Additionally, we found that 1,065 unigenes, which did not have significant BLASTX hit against protein sequences from zebrafish, had significant hits against proteins from at least one of the other eight fish genomes obtained from Ensembl. After performing BLASTN and BLAT searches against zebrafish genome, 350 out of the 1,065 unigenes were confirmed to have no hits in the zebrafish genome (supplementary table S3, Supplementary Material online). Considering that these unigenes have orthologous genes in other teleost genomes, we thought that the orthologs of these unigenes are probably lost in the zebrafish genome instead of being gained in G. pachycheilus.

Orphan Genes in G. pachycheilus

In the past few years, substantial progress has demonstrated that lineage-specific new genes can rapidly evolve indispensable biological roles and make a contribution to lineage-specific phenotype and adaptation (Chen et al. 2013). Thus, it is meaningful to identify putative novel protein-coding genes (orphan genes) in G. pachycheilus, which might have evolved specific functional roles and contributed to their adaptation to Tibetan plateau. To investigate this, we first predicted the protein-coding potential for each of the assembled unigenes in G. pachycheilus using the CPAT program.
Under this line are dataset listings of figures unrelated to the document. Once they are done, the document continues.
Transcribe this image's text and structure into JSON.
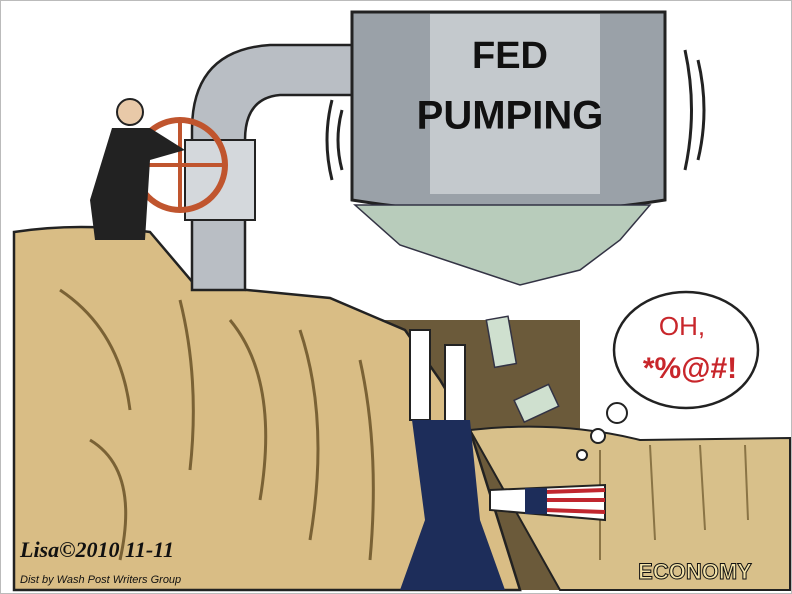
{
  "cartoon": {
    "pump_label": [
      "FED",
      "PUMPING"
    ],
    "speech_bubble": [
      "OH,",
      "*%@#!"
    ],
    "ground_label": "ECONOMY",
    "signature": "Lisa©2010 11-11",
    "distribution": "Dist by Wash Post Writers Group"
  }
}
Out of the 66,105 assembled unigenes, 15,845 (24%) were predicted as protein-coding genes and these included 1,565 (10%) unigenes that had no identifiable zebrafish ortholog. To exclude any orthologs of these unigenes in other species, we further searched them against the NR databases and identified 744 with orthologs in any other species in NR databases. Among the remaining 821 unigenes, we set several cutoffs by calculating the median size (758 bp), the median protein-coding potential score (0.24), and the median expression level (RPKM = 2) of the 31,733 unigenes with identifiable orthologs against NR databases and detected 88 unigenes that were longer, had higher protein-coding potential, higher expression level than the median values of the unigenes with known protein-coding orthologs. Furthermore, as recommended by CPAT, 0.38 is the optimum cutoff to filter false protein-coding genes in fishes (Wang et al. 2013). Thus, we used this cutoff to further remove the candidate de novo protein-coding genes that have coding potential lower than 0.38. The remaining 88 unigenes were further searched against the zebrafish and other fish genome sequences and resulted in significant BLASTn hit for 47 unigenes. Finally, we identified 41 putative orphan genes specific to G. pachycheilus, which originated around 50 Ma after the split from zebrafish (Steinke et al. 2006) (supplementary table S4, Supplementary Material online).

Accelerated Evolution on the Lineage Leading to Tibet Fish

To better understand the evolutionary dynamics of Tibet fish, we analyzed the putative single copy orthologs in G. pachycheilus, zebrafish, fugu, medaka, and spotted gar genomes. After alignment and trimming for quality control (see Materials and Methods), a total of 6,324 orthologs, ranging from 150 to 13,707 bp, were determined. Despite the lengths of the orthologs were shorter after trimming, their shapes of length distributions were generally similar (supplementary fig. S7, Supplementary Material online), which ensured subsequent evolutionary analyses.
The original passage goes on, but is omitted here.